The first is–well–boring. Growing plants. Growing germs. Growing plankton. Nothing blows up. Great for little kids.
The second has a huge cool potential. Except that if you are building something–like a circuit–you might actually learn something. And that is NOT the purpose of a science fair project.
A successful science fair project has four main ingredients.
- A graph. You need to measure something so you can graph it. You can’t measure something you build.
- A hypothesis. You need to work the Scientific Method. This is the Holy Grail of science fair. #1 is directly related.
- A teacher. The teacher has to be of no help, patronizing, mean, and anti-intellectual.
- Much yelling. There are absolutely NO good science fair projects. There are no projects of any interest whatsoever to the kid. No matter how you try to sell it.

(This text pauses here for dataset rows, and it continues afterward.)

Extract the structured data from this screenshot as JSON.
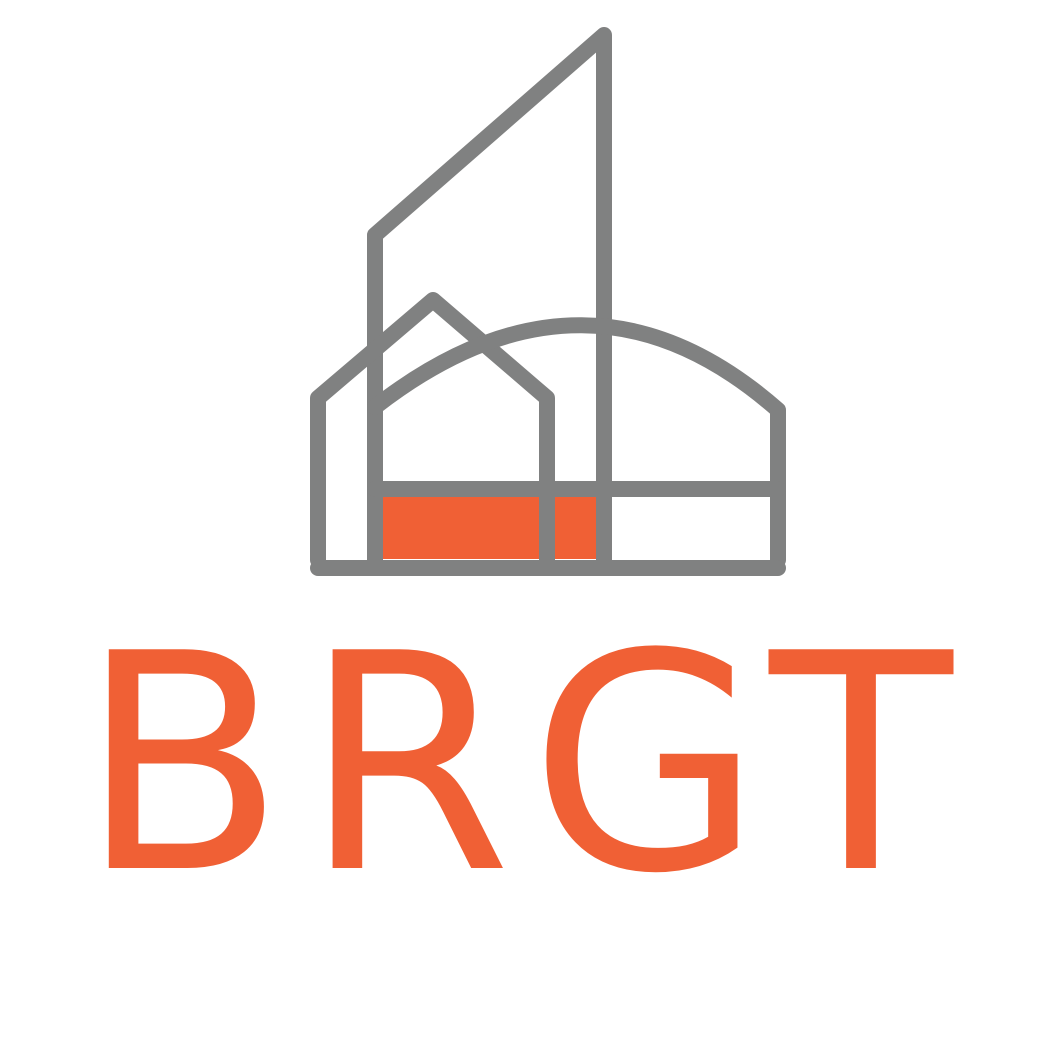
{
  "logo": {
    "wordmark": "BRGT",
    "icon": "building-outline-icon",
    "colors": {
      "outline": "#808181",
      "accent": "#F06035",
      "background": "#ffffff"
    }
  }
}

So after not picking a project, complaining about the lack of support from #3, and refusing to do work. And after going around and around through crummy web sites with science projects perfect for 7-9 year olds when we need an high school honors level project AND a middle school project. And after going through all the ideas with potential and recognizing time and again there was nothing to frickin’ MEASURE, the science fair projects have been selected.

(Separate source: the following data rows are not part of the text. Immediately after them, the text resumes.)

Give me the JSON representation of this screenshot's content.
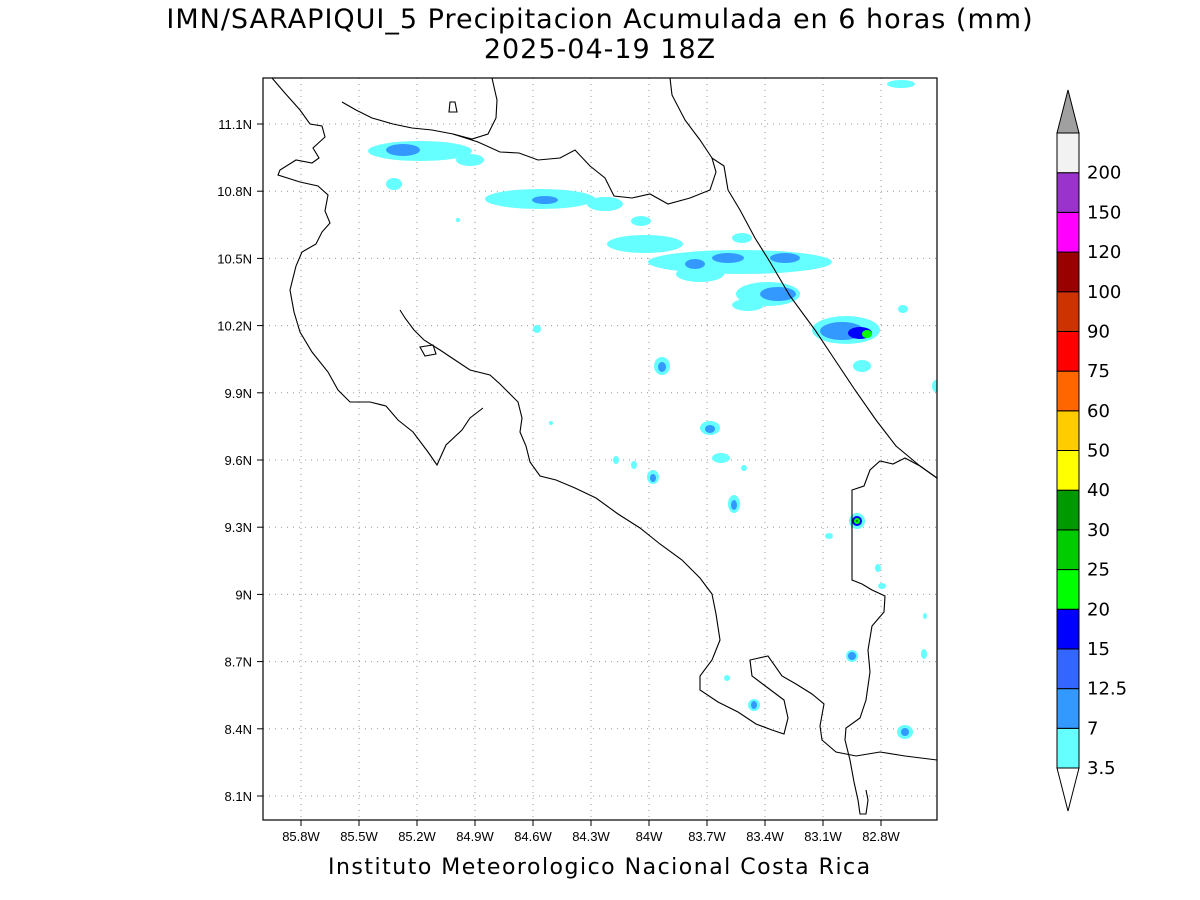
{
  "title": "IMN/SARAPIQUI_5 Precipitacion Acumulada en 6 horas (mm)",
  "subtitle": "2025-04-19 18Z",
  "footer": "Instituto Meteorologico Nacional Costa Rica",
  "lon_ticks": [
    "85.8W",
    "85.5W",
    "85.2W",
    "84.9W",
    "84.6W",
    "84.3W",
    "84W",
    "83.7W",
    "83.4W",
    "83.1W",
    "82.8W"
  ],
  "lat_ticks": [
    "11.1N",
    "10.8N",
    "10.5N",
    "10.2N",
    "9.9N",
    "9.6N",
    "9.3N",
    "9N",
    "8.7N",
    "8.4N",
    "8.1N"
  ],
  "colorbar": {
    "labels": [
      "3.5",
      "7",
      "12.5",
      "15",
      "20",
      "25",
      "30",
      "40",
      "50",
      "60",
      "75",
      "90",
      "100",
      "120",
      "150",
      "200"
    ],
    "colors": [
      "#66ffff",
      "#3399ff",
      "#3366ff",
      "#0000ff",
      "#00ff00",
      "#00cc00",
      "#009900",
      "#ffff00",
      "#ffcc00",
      "#ff6600",
      "#ff0000",
      "#cc3300",
      "#990000",
      "#ff00ff",
      "#9933cc",
      "#f2f2f2"
    ],
    "under_color": "#ffffff",
    "over_color": "#a0a0a0"
  }
}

The abstracts have been written. The high-level procedures have been done. Some of the materials have been ordered. After all the shock and awe to get this far, it seems like we should be done.
But then you look at building the experiment, trying to control the insurgent students (aka the 15-year old and the 12-year old) who at times seem intent on sabotaging their own best interests, and a look at the additional resources–time, brain, and materials–required for success, I almost feel like pulling out now. But no, I need to be fully committed to see these projects through their bitter ends.
Maybe I should shut up. At least our experiments have a good chance of success–it could be worse.